Chapter 19

2.1K 239 5
                                    

"Selamat ulang tahun, Nak," ucap Mama pagi ini sembari mencium kedua pipiku. Mama masuk ke kamarku sembari membangunkanku. Tercium wangi shampo saat rambut hitamnya yang basah menyapu wajahku dan sedikit membuat hidungku terasa gatal. Aku segera bangun dan duduk di tepi tempat tidurku.

"Terima kasih, Ma," sahutku seraya memeluknya, "kadonya mana?" imbuhku sambil tersenyum dan mengerjapkan mataku.

"Masih di toko. Sudah besar kok minta kado?!"

"Ya biarin, kan aku tetap saja masih anak Mama."

"Kado dari Mama sama Papa nanti, ya."

"Tara bercanda doang kok, Ma. Tapi kalau beneran ada ya boleh juga."

"Hmmm maunya. Yuk bangun, sebentar lagi adzan shubuh."

"Iya, Ma."

"Selamat ulang tahun, adikku tersayang!" seru Kak Amel seraya masuk ke kamarku bersama Andra. Mereka berdua masih memakai baju tidur saat memasuki kamarku, kemungkinan besar mereka juga baru bangun tidur dan hanya cuci muka saja.

"Aku tidak disayang nih, Kak?" protes Andra sembari memalingkan wajahnya menatap Kak Amel dengan raut wajah seolah terluka.

"Kamu kesayangannya Tara," ucap Kak Amel seraya mengacak rambut Andra. Aku dan Mama cuma tertawa melihat mereka berdua. Mama segera keluar dari kamarku setelah menciumi satu persatu anak-anaknya yang pagi ini berkumpul di kamarku.

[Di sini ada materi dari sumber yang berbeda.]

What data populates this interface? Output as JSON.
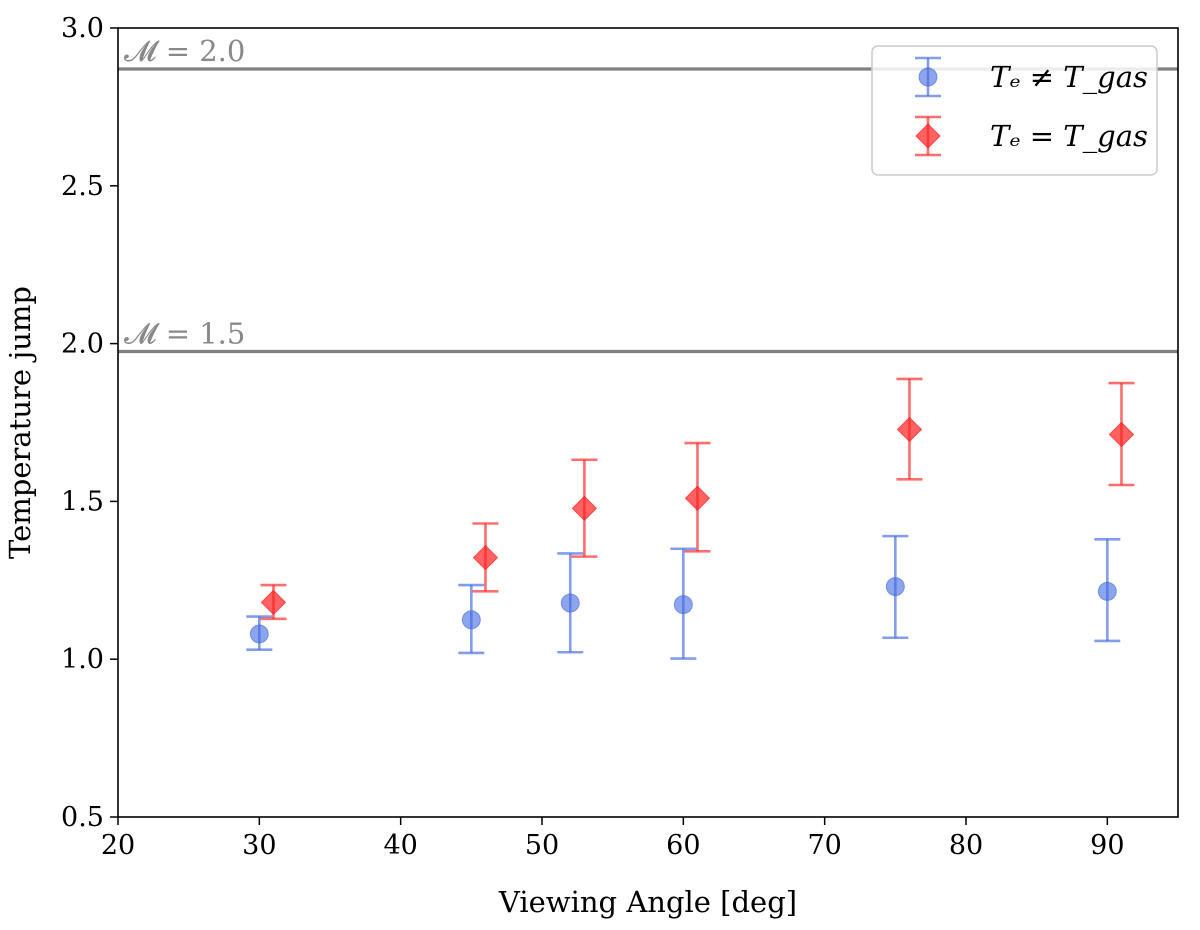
{
  "chart_data": {
    "type": "scatter",
    "xlabel": "Viewing Angle [deg]",
    "ylabel": "Temperature jump",
    "xlim": [
      20,
      95
    ],
    "ylim": [
      0.5,
      3.0
    ],
    "xticks": [
      20,
      30,
      40,
      50,
      60,
      70,
      80,
      90
    ],
    "yticks": [
      0.5,
      1.0,
      1.5,
      2.0,
      2.5,
      3.0
    ],
    "x_tick_labels": [
      "20",
      "30",
      "40",
      "50",
      "60",
      "70",
      "80",
      "90"
    ],
    "y_tick_labels": [
      "0.5",
      "1.0",
      "1.5",
      "2.0",
      "2.5",
      "3.0"
    ],
    "grid": false,
    "legend_position": "top-right",
    "reference_lines": [
      {
        "label": "𝓜 = 2.0",
        "y": 2.87,
        "color": "#808080"
      },
      {
        "label": "𝓜 = 1.5",
        "y": 1.975,
        "color": "#808080"
      }
    ],
    "series": [
      {
        "name": "Tₑ ≠ T_gas",
        "marker": "circle",
        "color": "#4169E1",
        "points": [
          {
            "x": 30,
            "y": 1.08,
            "ylow": 1.03,
            "yhigh": 1.135
          },
          {
            "x": 45,
            "y": 1.125,
            "ylow": 1.02,
            "yhigh": 1.235
          },
          {
            "x": 52,
            "y": 1.178,
            "ylow": 1.022,
            "yhigh": 1.335
          },
          {
            "x": 60,
            "y": 1.173,
            "ylow": 1.002,
            "yhigh": 1.35
          },
          {
            "x": 75,
            "y": 1.23,
            "ylow": 1.068,
            "yhigh": 1.39
          },
          {
            "x": 90,
            "y": 1.215,
            "ylow": 1.058,
            "yhigh": 1.38
          }
        ]
      },
      {
        "name": "Tₑ = T_gas",
        "marker": "diamond",
        "color": "#FF2020",
        "points": [
          {
            "x": 31,
            "y": 1.18,
            "ylow": 1.128,
            "yhigh": 1.235
          },
          {
            "x": 46,
            "y": 1.322,
            "ylow": 1.215,
            "yhigh": 1.43
          },
          {
            "x": 53,
            "y": 1.478,
            "ylow": 1.325,
            "yhigh": 1.632
          },
          {
            "x": 61,
            "y": 1.51,
            "ylow": 1.342,
            "yhigh": 1.685
          },
          {
            "x": 76,
            "y": 1.728,
            "ylow": 1.57,
            "yhigh": 1.888
          },
          {
            "x": 91,
            "y": 1.712,
            "ylow": 1.552,
            "yhigh": 1.875
          }
        ]
      }
    ]
  }
}
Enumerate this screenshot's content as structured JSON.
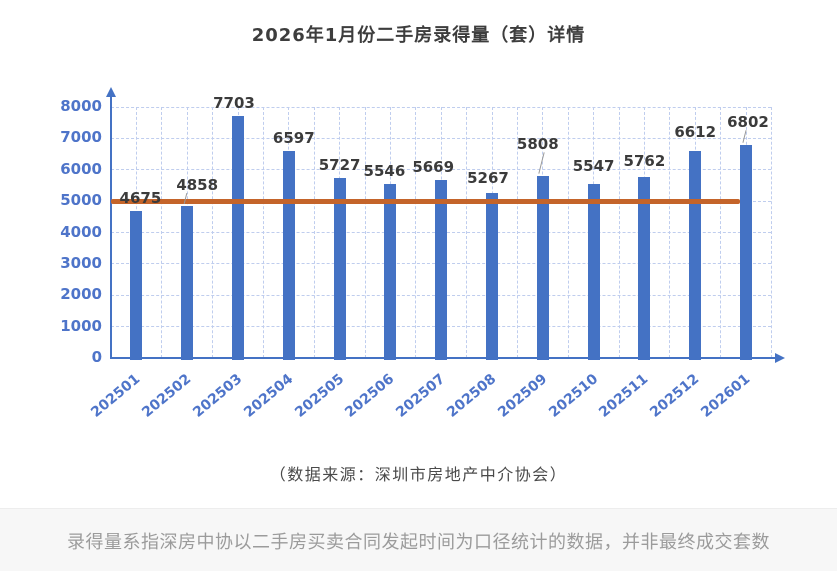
{
  "page": {
    "title": "2026年1月份二手房录得量（套）详情",
    "source_caption": "（数据来源：深圳市房地产中介协会）",
    "footer_note": "录得量系指深房中协以二手房买卖合同发起时间为口径统计的数据，并非最终成交套数"
  },
  "colors": {
    "bar": "#4472c4",
    "axis": "#4472c4",
    "tick_text": "#4e74c9",
    "grid": "#bfcdee",
    "reference_line": "#c4642a",
    "value_label": "#3b3b3b",
    "title_text": "#3d3d3d",
    "source_text": "#4a4a4a",
    "footer_bg": "#f7f7f7",
    "footer_text": "#9b9b9b",
    "leader_line": "#999999"
  },
  "chart_data": {
    "type": "bar",
    "title": "2026年1月份二手房录得量（套）详情",
    "categories": [
      "202501",
      "202502",
      "202503",
      "202504",
      "202505",
      "202506",
      "202507",
      "202508",
      "202509",
      "202510",
      "202511",
      "202512",
      "202601"
    ],
    "values": [
      4675,
      4858,
      7703,
      6597,
      5727,
      5546,
      5669,
      5267,
      5808,
      5547,
      5762,
      6612,
      6802
    ],
    "xlabel": "",
    "ylabel": "",
    "ylim": [
      0,
      8000
    ],
    "ytick_interval": 1000,
    "yticks": [
      0,
      1000,
      2000,
      3000,
      4000,
      5000,
      6000,
      7000,
      8000
    ],
    "grid": "dashed",
    "data_labels": true,
    "legend": "none",
    "reference_line": {
      "value": 5000
    }
  }
}
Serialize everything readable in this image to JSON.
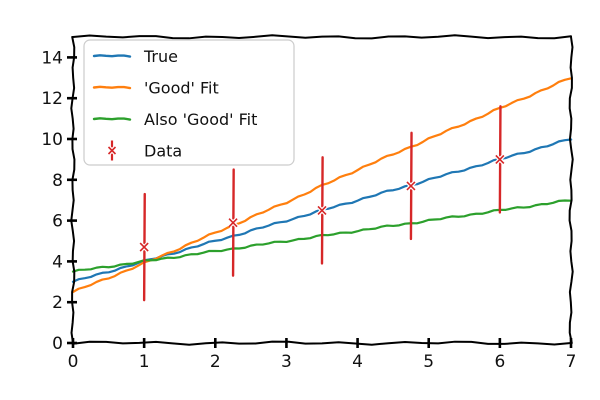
{
  "chart_data": {
    "type": "line",
    "title": "",
    "xlabel": "",
    "ylabel": "",
    "xlim": [
      0,
      7
    ],
    "ylim": [
      0,
      15
    ],
    "x_ticks": [
      "0",
      "1",
      "2",
      "3",
      "4",
      "5",
      "6",
      "7"
    ],
    "y_ticks": [
      "0",
      "2",
      "4",
      "6",
      "8",
      "10",
      "12",
      "14"
    ],
    "x": [
      0,
      1,
      2,
      3,
      4,
      5,
      6,
      7
    ],
    "grid": false,
    "legend_position": "top-left",
    "series": [
      {
        "name": "True",
        "kind": "line",
        "color": "#1f77b4",
        "values": [
          3.0,
          4.0,
          5.0,
          6.0,
          7.0,
          8.0,
          9.0,
          10.0
        ]
      },
      {
        "name": "'Good' Fit",
        "kind": "line",
        "color": "#ff7f0e",
        "values": [
          2.5,
          3.9,
          5.4,
          6.9,
          8.5,
          10.0,
          11.5,
          13.0
        ]
      },
      {
        "name": "Also 'Good' Fit",
        "kind": "line",
        "color": "#2ca02c",
        "values": [
          3.5,
          4.0,
          4.5,
          5.0,
          5.5,
          6.0,
          6.5,
          7.0
        ]
      }
    ],
    "data_points": {
      "name": "Data",
      "color": "#d62728",
      "x": [
        1.0,
        2.25,
        3.5,
        4.75,
        6.0
      ],
      "y": [
        4.7,
        5.9,
        6.5,
        7.7,
        9.0
      ],
      "yerr": [
        2.6,
        2.6,
        2.6,
        2.6,
        2.6
      ]
    }
  }
}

"Selamat ulang tahun, Kakakku tersayang tercinta terbaik," ucap Andra seraya memeluk dan mencium pipiku. Dia menyikut pelan Kak Amel untuk mendahuluinya.

"Terima kasih, saudara-saudaraku tersayang. Aku sayang kalian sama rata," ucapku seraya memeluk Andra sambil tersenyum pada mereka berdua.

"Nih kado buat Kakak," ucap Andra seraya menyerahkan bingkisan kado padaku. Aku mengguncangkan kado berbungkus kertas warna hitam yang cukup berat ini.

"Apa ini?" tanyaku.

"Buka saja," ucapnya sambil duduk di sampingku seraya tersenyum ke arahku.

Aku membuka kado dari Andra dengan antusias di atas tempat tidurku. Andra memberiku sepatu namun cuma sebelah kiri saja. "Nice," ucapku sambil tertawa.

"Ini kado dari Kakak buat kamu," ucap Kak Amel seraya menyerahkan bungkusan kado yang sama beratnya. Aku langsung membukanya dan mendapatkan sepatu sebelah kanan, berpasangan dengan kado dari Andra. Rupanya mereka patungan membelinya dan memutuskan untuk memberikannya masing-masing satu.

"Thank you. Kalian masih ingat saja kalau aku naksir dengan sepatu ini saat kita jalan-jalan kemarin. I love you so much, My beloved siblings," ucapku seraya memeluk dan menciumi mereka.

"Oke, oke, cukup. Yuk shalat shubuh dulu, sudah adzan. Nanti dimarahin Mama," ucap Kak Amel seraya membuka pintu kamarku. Aku dan Andra mengikutinya keluar kamar dan segera mengambil wudhu untuk shalat. Andra segera menyusul Papa untuk shalat berjamaah di mesjid dekat rumah.

Setelah mandi, aku membuka ponselku dan mendapati beberapa chat dari teman-teman yang mengucapkan selamat ulang tahun untukku. Namun tidak ada satupun yang aku baca, nanti saja sekalian aku membalasnya dengan ucapan terima kasih. Aku membawa ponselku turun ke bawah dan meletakkannya di atas meja ruang tengah. Papa yang sudah pulang dari mesjid duduk di sofa sambil menonton TV yang menyiarkan acara dakwah.

"Pagi, Pa," ucapku seraya duduk di sampingnya.

"Pagi, Nak. Selamat ulang tahun, ya. Kadonya menyusul," ucap Papa seraya mencium keningku. Aku tersenyum dan mengucapkan terima kasih pada orang terhebat dalam hidupku ini. Meski jarang memiliki waktu bersama kecuali pagi dan malam hari saja, tapi beliau sangat peduli dan perhatian dengan keluarga kecilnya ini.